Como primeiro passo no sentido da união de São Paulo, assumo aqui o compromisso de, se eleita, constituir um Conselho da Cidade. Um conselho de representantes de todos os segmentos da população. Das entidades representativas da sociedade civil, dos empresários e dos sindicalistas, do comércio e da universidade, das igrejas, da cultura, do esporte e dos usuários dos serviços públicos. Com um só objetivo: realizar uma cruzada – e canalizar o esforço de todos, a fim de enfrentar as questões mais cruciais do município, a começar pelo transporte coletivo.

Tenho apoio do presidente Lula para, na articulação das três instâncias de governo, construir 228 km de corredores de ônibus e 47 km de metrô, nos próximos quatro anos. Para, assim, dar um salto de qualidade na vida paulistana, superando um problema crítico que vem prejudicando fortemente a economia urbana e a saúde da cidade e do cidadão. E assim como, para combater a segregação dos mais carentes, o metrô deve chegar a mais lugares da periferia, me comprometo a não criar qualquer pedágio urbano, que atingiria em cheio os menos privilegiados, sem resolver o problema do trânsito, como já ficou demonstrado em grandes cidades do mundo.
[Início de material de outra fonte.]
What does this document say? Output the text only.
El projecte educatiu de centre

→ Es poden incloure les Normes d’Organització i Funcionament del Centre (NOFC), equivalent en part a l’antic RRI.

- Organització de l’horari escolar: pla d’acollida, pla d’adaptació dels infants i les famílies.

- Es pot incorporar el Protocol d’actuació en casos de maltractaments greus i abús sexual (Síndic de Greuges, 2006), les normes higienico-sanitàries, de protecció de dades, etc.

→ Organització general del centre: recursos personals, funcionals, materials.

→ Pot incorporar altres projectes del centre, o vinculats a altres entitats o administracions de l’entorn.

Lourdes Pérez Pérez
Quero também assumir uma nova atitude na questão tributária. Os níveis recordes de arrecadação da prefeitura permitem um amplo programa de incentivos à produção e ao empreendedorismo, tão forte em nossa capital, com desoneração dos impostos municipais e desburocratização dos procedimentos. E reafirmar meu compromisso de isentar os profissionais liberais autônomos do pagamento do ISS.
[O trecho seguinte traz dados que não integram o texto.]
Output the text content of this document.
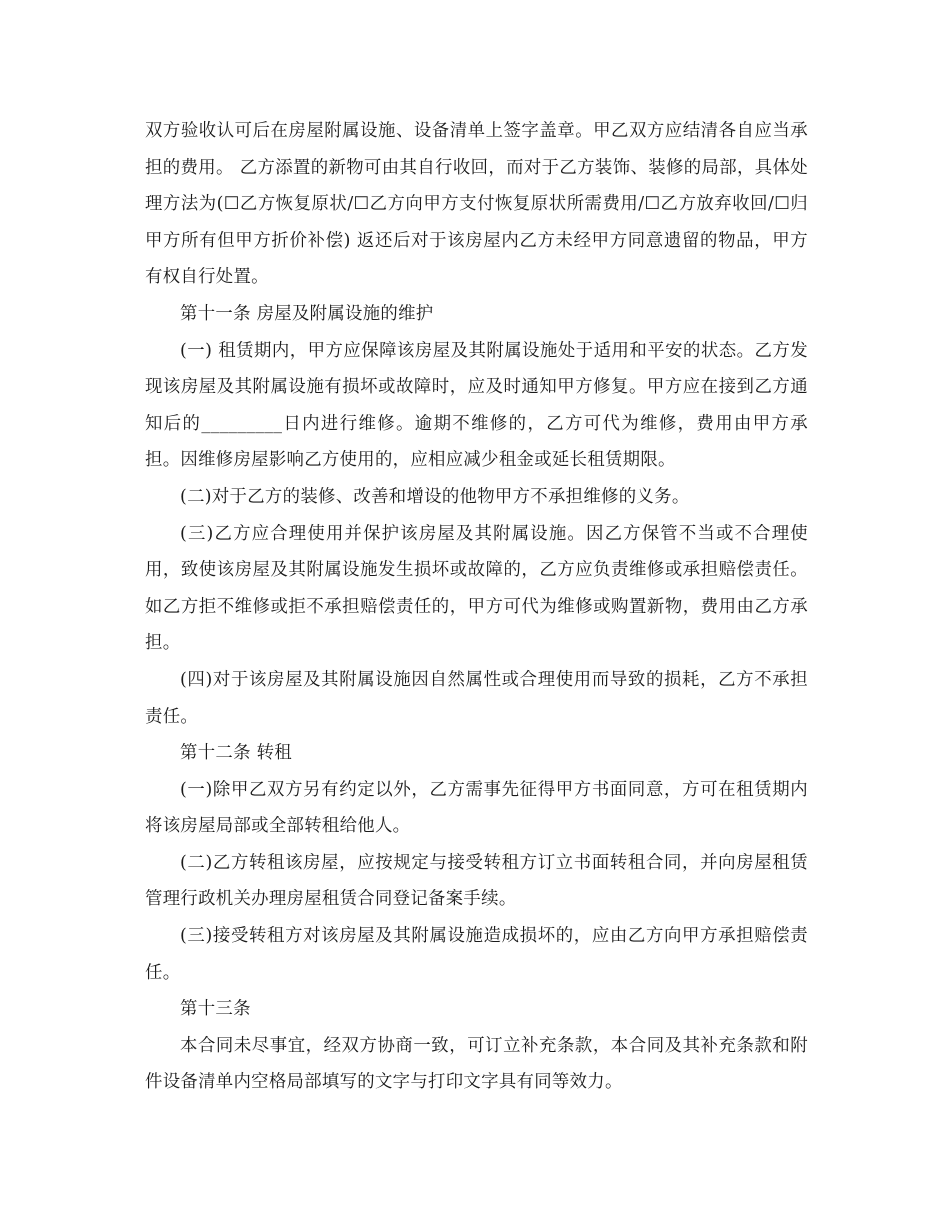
双方验收认可后在房屋附属设施、设备清单上签字盖章。甲乙双方应结清各自应当承担的费用。 乙方添置的新物可由其自行收回，而对于乙方装饰、装修的局部，具体处理方法为(☐乙方恢复原状/☐乙方向甲方支付恢复原状所需费用/☐乙方放弃收回/☐归甲方所有但甲方折价补偿) 返还后对于该房屋内乙方未经甲方同意遗留的物品，甲方有权自行处置。

第十一条 房屋及附属设施的维护

(一) 租赁期内，甲方应保障该房屋及其附属设施处于适用和平安的状态。乙方发现该房屋及其附属设施有损坏或故障时，应及时通知甲方修复。甲方应在接到乙方通知后的_________日内进行维修。逾期不维修的，乙方可代为维修，费用由甲方承担。因维修房屋影响乙方使用的，应相应减少租金或延长租赁期限。

(二)对于乙方的装修、改善和增设的他物甲方不承担维修的义务。

(三)乙方应合理使用并保护该房屋及其附属设施。因乙方保管不当或不合理使用，致使该房屋及其附属设施发生损坏或故障的，乙方应负责维修或承担赔偿责任。如乙方拒不维修或拒不承担赔偿责任的，甲方可代为维修或购置新物，费用由乙方承担。

(四)对于该房屋及其附属设施因自然属性或合理使用而导致的损耗，乙方不承担责任。

第十二条 转租

(一)除甲乙双方另有约定以外，乙方需事先征得甲方书面同意，方可在租赁期内将该房屋局部或全部转租给他人。

(二)乙方转租该房屋，应按规定与接受转租方订立书面转租合同，并向房屋租赁管理行政机关办理房屋租赁合同登记备案手续。

(三)接受转租方对该房屋及其附属设施造成损坏的，应由乙方向甲方承担赔偿责任。

第十三条

本合同未尽事宜，经双方协商一致，可订立补充条款，本合同及其补充条款和附件设备清单内空格局部填写的文字与打印文字具有同等效力。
Com a união de todos os setores sociais, poderemos projetar São Paulo na era digital. Segmentos empresariais da área de informática já manifestaram interesse em participar do programa de acesso gratuito à internet banda larga em nossa cidade. O governo federal assinou convênio para equipar, com esse fim, 800 escolas municipais. E pretendo combinar esta ação com investimento em qualificação profissional no espaço dos CEUs, que, com a construção de mais 20 unidades, irão configurar a Rede-CEU.

Uma outra ofensiva do governo de união por São Paulo deverá se desenvolver no campo da saúde, diante da realidade da falta de médicos e de atendimento em especialidades. Venho propondo a criação de 31 policlínicas na cidade, uma em cada subprefeitura. E quero agora incorporar, ao desenho dessa rede, a proposta de criação de centros de atendimento aos idosos, apresentada pelo candidato Geraldo Alckmin.
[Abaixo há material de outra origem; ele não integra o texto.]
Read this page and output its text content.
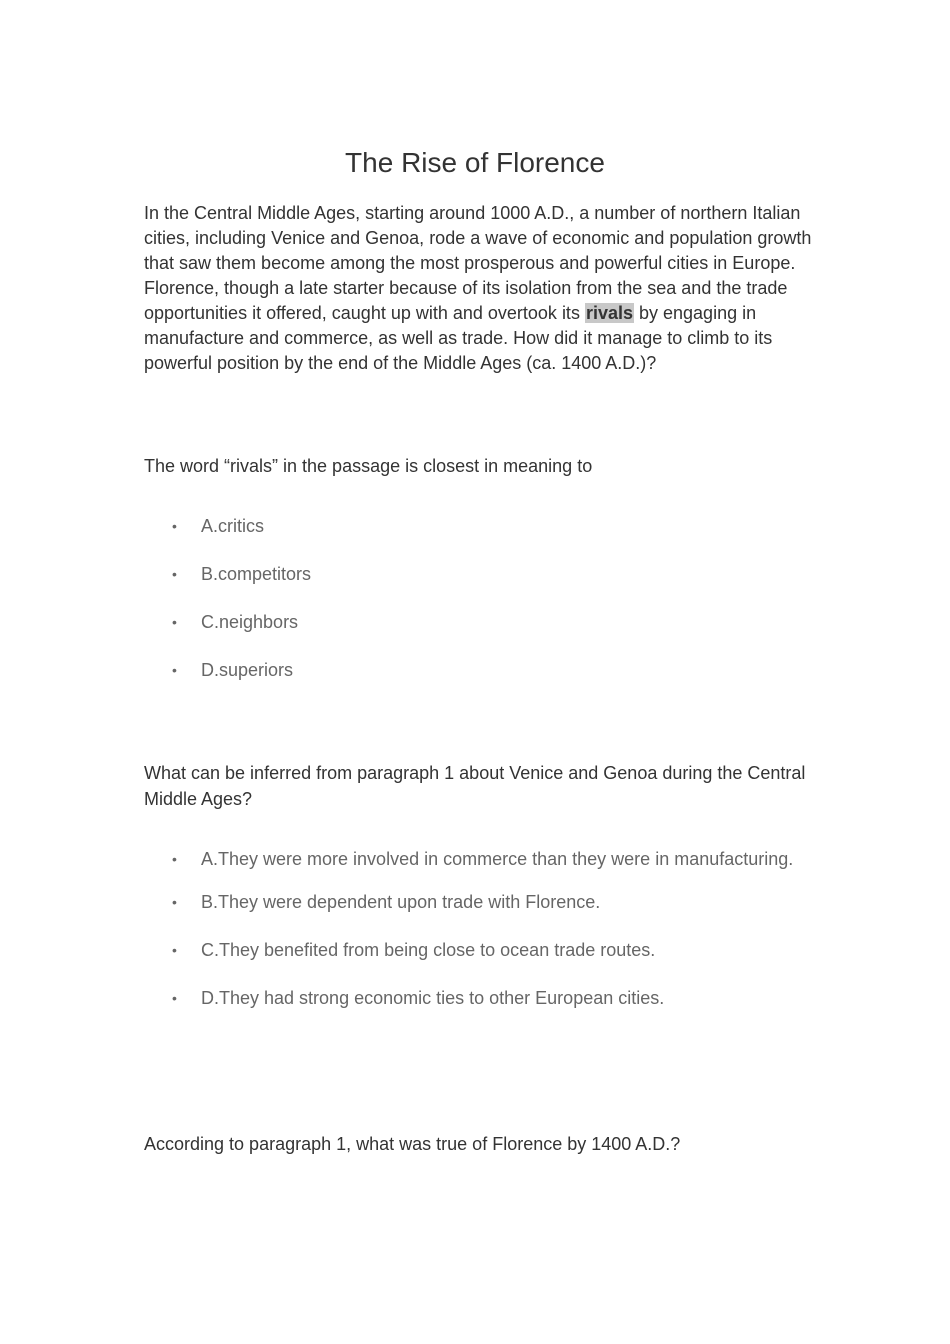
The Rise of Florence

In the Central Middle Ages, starting around 1000 A.D., a number of northern Italian cities, including Venice and Genoa, rode a wave of economic and population growth that saw them become among the most prosperous and powerful cities in Europe. Florence, though a late starter because of its isolation from the sea and the trade opportunities it offered, caught up with and overtook its rivals by engaging in manufacture and commerce, as well as trade. How did it manage to climb to its powerful position by the end of the Middle Ages (ca. 1400 A.D.)?

The word “rivals” in the passage is closest in meaning to

• A.critics
• B.competitors
• C.neighbors
• D.superiors

What can be inferred from paragraph 1 about Venice and Genoa during the Central Middle Ages?

• A.They were more involved in commerce than they were in manufacturing.
• B.They were dependent upon trade with Florence.
• C.They benefited from being close to ocean trade routes.
• D.They had strong economic ties to other European cities.

According to paragraph 1, what was true of Florence by 1400 A.D.?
Para finalizar, quero dizer que, para governar São Paulo e superar a crise que estamos vivendo, será fundamental a mobilização de nossas melhores energias. A coragem de ousar e inovar, combinando planejamento e imaginação. Generosidade e rigor.

São Paulo precisa crescer. Mas crescer com inclusão social. Crescer em benefício de todos. E é para isso que a todos convoco, no sentido da construção de um governo de união por São Paulo. Um governo voltado para construir uma cidade melhor, mais forte e mais justa.